Seventy-five years after FDR issued Executive Order 9066 (the presidential library that bears his name has celebrated the anniversary with an exhibition), Donald J. Trump signed a somewhat analogous executive order, “Enhancing Public Safety in the Interior of the United States.” Though written and conceived under different historical circumstances, and hopefully without the same consequences thanks to the U.S.’s judicial branch, which has so far thwarted its carrying out, both executive orders are rooted in the same nationalistic rhetoric that justifies discrimination in the name of security and protection (from the same irrational fears these kind of measures stoke). Expressions such as “removable aliens” or “alien enemies” lay the cognitive ground for the dehumanization of entire groups whose persecution appears to be a matter of self-defense rather than xenophobic aggression. Superficial indignation and longing for an innocent past that never was are unlikely to mine the ideological premises on which the current administration comfortably rests upon.

In the years to come expect that Donald Trump will be framed as the cause of America’s problems and not the result. Those seeking to overthrow the Trumpian paradigm cannot ignore its cultural genesis. Rather than idealized, the American past should be revisited, investigated in its least pleasant and mythical aspects like James Ellroy has done in his latest novel, Perfidia. With his desperate, misanthropic humanism Ellroy has scavenged the gutters of American history in search of those marginal characters and stories that made up its politically incorrect epic. In Perfidia the internment of Japanese Americans is observed through the criminal economy of Los Angeles, where historical characters act alongside fictional ones to conjure a reality more authentic than the one we often give for granted. If anything, Trump might end up dispelling the illusions that have underpinned American exceptionalism for all these years.

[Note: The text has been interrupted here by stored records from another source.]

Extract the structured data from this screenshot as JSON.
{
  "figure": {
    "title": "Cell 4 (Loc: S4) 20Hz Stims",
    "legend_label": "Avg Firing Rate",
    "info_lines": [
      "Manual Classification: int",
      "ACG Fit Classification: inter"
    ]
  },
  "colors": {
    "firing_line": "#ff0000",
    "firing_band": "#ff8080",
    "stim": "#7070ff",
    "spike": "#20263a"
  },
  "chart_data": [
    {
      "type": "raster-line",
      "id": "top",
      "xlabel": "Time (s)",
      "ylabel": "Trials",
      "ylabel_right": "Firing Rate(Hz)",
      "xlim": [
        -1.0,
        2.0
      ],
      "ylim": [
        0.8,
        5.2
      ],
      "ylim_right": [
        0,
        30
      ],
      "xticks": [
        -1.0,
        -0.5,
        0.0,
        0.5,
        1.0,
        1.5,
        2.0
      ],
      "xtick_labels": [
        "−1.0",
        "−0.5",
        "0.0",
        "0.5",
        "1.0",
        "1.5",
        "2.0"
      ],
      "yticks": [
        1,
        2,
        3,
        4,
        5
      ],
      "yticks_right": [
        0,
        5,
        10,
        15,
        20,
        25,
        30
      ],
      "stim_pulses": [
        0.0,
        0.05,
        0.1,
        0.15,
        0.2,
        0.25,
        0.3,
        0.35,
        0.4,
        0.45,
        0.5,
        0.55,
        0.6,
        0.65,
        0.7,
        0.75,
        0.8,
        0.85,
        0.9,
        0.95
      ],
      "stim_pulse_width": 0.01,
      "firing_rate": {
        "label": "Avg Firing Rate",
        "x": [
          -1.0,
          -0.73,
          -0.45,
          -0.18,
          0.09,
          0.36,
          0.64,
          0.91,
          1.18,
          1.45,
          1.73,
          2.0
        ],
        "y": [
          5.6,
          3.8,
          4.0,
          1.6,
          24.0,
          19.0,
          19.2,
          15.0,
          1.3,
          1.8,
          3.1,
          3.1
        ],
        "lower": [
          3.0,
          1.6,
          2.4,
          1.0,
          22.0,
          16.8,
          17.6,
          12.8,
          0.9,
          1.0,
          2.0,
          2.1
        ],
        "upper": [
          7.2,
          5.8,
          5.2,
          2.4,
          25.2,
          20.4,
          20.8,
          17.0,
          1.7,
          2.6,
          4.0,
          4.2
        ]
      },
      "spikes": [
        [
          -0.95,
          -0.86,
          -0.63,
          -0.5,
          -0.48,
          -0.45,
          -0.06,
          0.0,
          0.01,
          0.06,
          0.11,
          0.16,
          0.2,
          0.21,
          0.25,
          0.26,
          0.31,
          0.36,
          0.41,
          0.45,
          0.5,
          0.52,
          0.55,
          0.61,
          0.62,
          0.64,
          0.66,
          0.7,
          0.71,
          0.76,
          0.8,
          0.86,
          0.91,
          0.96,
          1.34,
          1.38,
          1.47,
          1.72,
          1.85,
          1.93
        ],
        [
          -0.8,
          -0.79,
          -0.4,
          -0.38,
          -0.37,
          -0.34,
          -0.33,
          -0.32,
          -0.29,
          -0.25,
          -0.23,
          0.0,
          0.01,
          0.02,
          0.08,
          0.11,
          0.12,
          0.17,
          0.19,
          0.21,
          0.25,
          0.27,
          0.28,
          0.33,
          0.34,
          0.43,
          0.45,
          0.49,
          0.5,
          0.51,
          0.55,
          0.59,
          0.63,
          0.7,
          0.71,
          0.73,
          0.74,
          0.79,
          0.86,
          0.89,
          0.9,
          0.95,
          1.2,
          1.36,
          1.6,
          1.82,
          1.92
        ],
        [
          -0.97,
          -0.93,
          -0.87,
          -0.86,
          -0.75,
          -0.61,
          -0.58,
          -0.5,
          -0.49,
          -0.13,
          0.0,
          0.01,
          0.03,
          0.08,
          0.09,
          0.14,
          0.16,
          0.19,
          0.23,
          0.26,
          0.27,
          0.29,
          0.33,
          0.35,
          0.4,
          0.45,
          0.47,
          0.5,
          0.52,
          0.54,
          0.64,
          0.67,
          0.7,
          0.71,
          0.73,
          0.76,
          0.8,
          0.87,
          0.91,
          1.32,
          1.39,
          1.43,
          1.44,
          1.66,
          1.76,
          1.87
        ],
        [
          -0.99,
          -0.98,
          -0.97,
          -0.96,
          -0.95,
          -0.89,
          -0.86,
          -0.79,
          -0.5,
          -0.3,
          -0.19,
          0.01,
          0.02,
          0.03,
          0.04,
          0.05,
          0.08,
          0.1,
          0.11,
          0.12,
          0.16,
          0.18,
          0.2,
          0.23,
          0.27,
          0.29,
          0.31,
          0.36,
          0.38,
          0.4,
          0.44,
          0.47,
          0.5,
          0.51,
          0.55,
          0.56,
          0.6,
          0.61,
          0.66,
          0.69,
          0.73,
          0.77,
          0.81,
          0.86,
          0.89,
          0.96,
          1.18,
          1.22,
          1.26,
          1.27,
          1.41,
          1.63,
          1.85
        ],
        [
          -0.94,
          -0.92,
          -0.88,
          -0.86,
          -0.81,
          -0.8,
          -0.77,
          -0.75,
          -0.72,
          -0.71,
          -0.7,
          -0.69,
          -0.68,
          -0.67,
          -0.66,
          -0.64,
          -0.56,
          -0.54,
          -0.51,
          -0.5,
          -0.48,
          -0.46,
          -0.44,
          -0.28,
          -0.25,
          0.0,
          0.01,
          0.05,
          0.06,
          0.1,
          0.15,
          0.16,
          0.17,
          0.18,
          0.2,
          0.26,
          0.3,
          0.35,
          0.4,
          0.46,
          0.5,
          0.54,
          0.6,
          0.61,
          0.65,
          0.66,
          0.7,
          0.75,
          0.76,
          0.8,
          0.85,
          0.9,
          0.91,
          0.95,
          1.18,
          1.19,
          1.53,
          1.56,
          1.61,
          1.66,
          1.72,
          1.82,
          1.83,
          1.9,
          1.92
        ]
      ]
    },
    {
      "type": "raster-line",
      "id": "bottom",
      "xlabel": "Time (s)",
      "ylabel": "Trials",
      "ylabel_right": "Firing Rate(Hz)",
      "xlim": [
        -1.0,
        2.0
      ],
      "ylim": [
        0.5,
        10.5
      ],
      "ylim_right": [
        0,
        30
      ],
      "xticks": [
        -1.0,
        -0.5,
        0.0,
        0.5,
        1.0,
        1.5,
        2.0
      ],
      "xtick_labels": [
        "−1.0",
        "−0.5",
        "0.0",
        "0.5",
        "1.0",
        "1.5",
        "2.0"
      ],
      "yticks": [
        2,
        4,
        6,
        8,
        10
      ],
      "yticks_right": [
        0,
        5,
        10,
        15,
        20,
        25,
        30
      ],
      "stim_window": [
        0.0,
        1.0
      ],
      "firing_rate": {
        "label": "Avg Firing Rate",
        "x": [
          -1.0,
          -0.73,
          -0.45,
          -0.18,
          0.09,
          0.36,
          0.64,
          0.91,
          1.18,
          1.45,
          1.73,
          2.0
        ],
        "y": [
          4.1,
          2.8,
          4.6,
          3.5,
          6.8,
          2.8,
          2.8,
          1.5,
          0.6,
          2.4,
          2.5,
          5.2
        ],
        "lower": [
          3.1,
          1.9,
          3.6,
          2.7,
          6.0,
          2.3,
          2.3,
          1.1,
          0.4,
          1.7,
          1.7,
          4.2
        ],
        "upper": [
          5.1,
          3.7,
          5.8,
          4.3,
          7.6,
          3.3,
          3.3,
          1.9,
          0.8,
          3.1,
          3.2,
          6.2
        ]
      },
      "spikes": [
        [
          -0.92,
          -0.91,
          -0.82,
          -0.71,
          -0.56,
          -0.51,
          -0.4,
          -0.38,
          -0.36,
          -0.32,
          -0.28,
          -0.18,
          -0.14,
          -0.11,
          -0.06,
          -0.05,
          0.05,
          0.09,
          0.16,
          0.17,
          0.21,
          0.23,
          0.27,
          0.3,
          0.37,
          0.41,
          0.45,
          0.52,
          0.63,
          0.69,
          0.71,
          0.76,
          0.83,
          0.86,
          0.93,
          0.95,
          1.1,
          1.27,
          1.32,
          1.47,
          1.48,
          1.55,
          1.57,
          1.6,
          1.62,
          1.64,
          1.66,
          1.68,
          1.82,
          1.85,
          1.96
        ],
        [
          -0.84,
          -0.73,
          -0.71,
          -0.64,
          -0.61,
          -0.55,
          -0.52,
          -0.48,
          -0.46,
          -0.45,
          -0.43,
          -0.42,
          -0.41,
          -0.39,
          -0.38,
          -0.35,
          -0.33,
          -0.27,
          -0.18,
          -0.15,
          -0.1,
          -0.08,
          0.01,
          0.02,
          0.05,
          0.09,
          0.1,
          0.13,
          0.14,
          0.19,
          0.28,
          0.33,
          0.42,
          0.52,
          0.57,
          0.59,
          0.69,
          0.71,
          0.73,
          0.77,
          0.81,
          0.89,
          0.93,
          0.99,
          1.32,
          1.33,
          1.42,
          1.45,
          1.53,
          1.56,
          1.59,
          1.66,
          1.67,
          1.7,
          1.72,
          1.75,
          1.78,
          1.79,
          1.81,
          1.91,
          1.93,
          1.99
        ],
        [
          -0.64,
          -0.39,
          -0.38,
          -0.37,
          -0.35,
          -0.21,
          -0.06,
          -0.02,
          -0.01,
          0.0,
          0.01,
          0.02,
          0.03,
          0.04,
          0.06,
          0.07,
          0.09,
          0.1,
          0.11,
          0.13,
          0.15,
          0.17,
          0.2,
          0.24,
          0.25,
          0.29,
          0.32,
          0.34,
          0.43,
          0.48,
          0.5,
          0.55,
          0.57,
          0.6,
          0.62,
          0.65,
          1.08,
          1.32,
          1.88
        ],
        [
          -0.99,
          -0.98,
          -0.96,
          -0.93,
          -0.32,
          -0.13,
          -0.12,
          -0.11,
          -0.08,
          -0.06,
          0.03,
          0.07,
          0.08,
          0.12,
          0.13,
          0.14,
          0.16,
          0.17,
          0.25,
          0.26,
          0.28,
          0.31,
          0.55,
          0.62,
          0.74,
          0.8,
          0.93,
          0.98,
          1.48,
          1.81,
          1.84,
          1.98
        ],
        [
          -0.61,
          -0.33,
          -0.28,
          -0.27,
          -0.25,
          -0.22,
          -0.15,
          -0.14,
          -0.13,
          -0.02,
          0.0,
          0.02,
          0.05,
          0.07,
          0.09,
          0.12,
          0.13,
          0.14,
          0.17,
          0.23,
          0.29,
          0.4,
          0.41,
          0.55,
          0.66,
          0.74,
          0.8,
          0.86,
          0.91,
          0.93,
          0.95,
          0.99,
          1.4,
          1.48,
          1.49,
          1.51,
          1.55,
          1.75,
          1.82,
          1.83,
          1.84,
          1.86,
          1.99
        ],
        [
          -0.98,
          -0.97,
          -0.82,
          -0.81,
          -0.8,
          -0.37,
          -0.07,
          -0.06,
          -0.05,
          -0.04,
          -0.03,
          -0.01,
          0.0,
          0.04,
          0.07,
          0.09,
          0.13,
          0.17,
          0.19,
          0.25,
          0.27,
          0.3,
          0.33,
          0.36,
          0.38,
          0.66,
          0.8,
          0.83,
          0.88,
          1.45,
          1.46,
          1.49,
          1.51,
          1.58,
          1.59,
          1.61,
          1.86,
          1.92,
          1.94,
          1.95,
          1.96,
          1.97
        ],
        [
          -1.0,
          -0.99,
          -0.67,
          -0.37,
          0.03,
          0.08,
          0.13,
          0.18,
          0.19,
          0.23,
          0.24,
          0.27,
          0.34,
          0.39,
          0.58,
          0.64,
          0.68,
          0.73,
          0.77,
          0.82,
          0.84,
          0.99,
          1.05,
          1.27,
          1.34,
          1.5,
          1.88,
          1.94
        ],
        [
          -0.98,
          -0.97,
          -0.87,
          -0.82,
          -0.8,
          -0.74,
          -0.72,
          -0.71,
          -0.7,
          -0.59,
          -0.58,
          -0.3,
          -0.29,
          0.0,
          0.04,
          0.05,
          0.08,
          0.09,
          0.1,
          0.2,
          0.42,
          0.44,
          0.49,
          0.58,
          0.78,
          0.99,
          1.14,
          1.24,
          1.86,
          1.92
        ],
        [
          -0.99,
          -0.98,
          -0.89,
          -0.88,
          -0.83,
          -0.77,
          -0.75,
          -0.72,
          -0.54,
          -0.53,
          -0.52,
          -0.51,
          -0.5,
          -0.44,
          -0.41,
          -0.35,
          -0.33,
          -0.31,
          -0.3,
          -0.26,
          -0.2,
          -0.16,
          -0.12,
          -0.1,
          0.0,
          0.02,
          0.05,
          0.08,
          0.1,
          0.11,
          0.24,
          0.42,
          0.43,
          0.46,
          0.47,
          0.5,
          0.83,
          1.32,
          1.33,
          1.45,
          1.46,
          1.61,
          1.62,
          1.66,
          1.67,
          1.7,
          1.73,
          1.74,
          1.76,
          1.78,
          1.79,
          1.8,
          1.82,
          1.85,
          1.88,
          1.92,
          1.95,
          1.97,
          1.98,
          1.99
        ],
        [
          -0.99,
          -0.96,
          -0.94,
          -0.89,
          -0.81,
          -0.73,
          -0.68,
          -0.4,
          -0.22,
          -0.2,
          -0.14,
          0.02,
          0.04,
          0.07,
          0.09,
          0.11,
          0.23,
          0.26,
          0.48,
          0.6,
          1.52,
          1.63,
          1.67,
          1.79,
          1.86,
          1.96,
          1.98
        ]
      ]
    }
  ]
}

Uttered by a man as baldly false as The Donald all the presidential platitudes no longer sound credible and their implicit hypocrisy cannot be mistaken for noble intentions.

The road to his outlandish declarations and actions, however, has been paved by years of televised xenophobia not only by the likes of Fox News but also by liberals like Bill Maher, whose HBO show is a regular tribune for Islamophobic tirades or by the insulting stereotypes featured in TV series like Showtime’s Homeland. Disturbingly enough, it took Trump to bomb the Middle East in order to be declared sane by the same liberal establishment that had deemed him unfit for office. The collective hysteria that allowed the uncritical acceptance of a film like Japanese Relocation is not that far from the mass Islamophobia that has characterized America after 9/11. For better or worse, moving images will once again be the witness for the prosecution in the ongoing trial of history.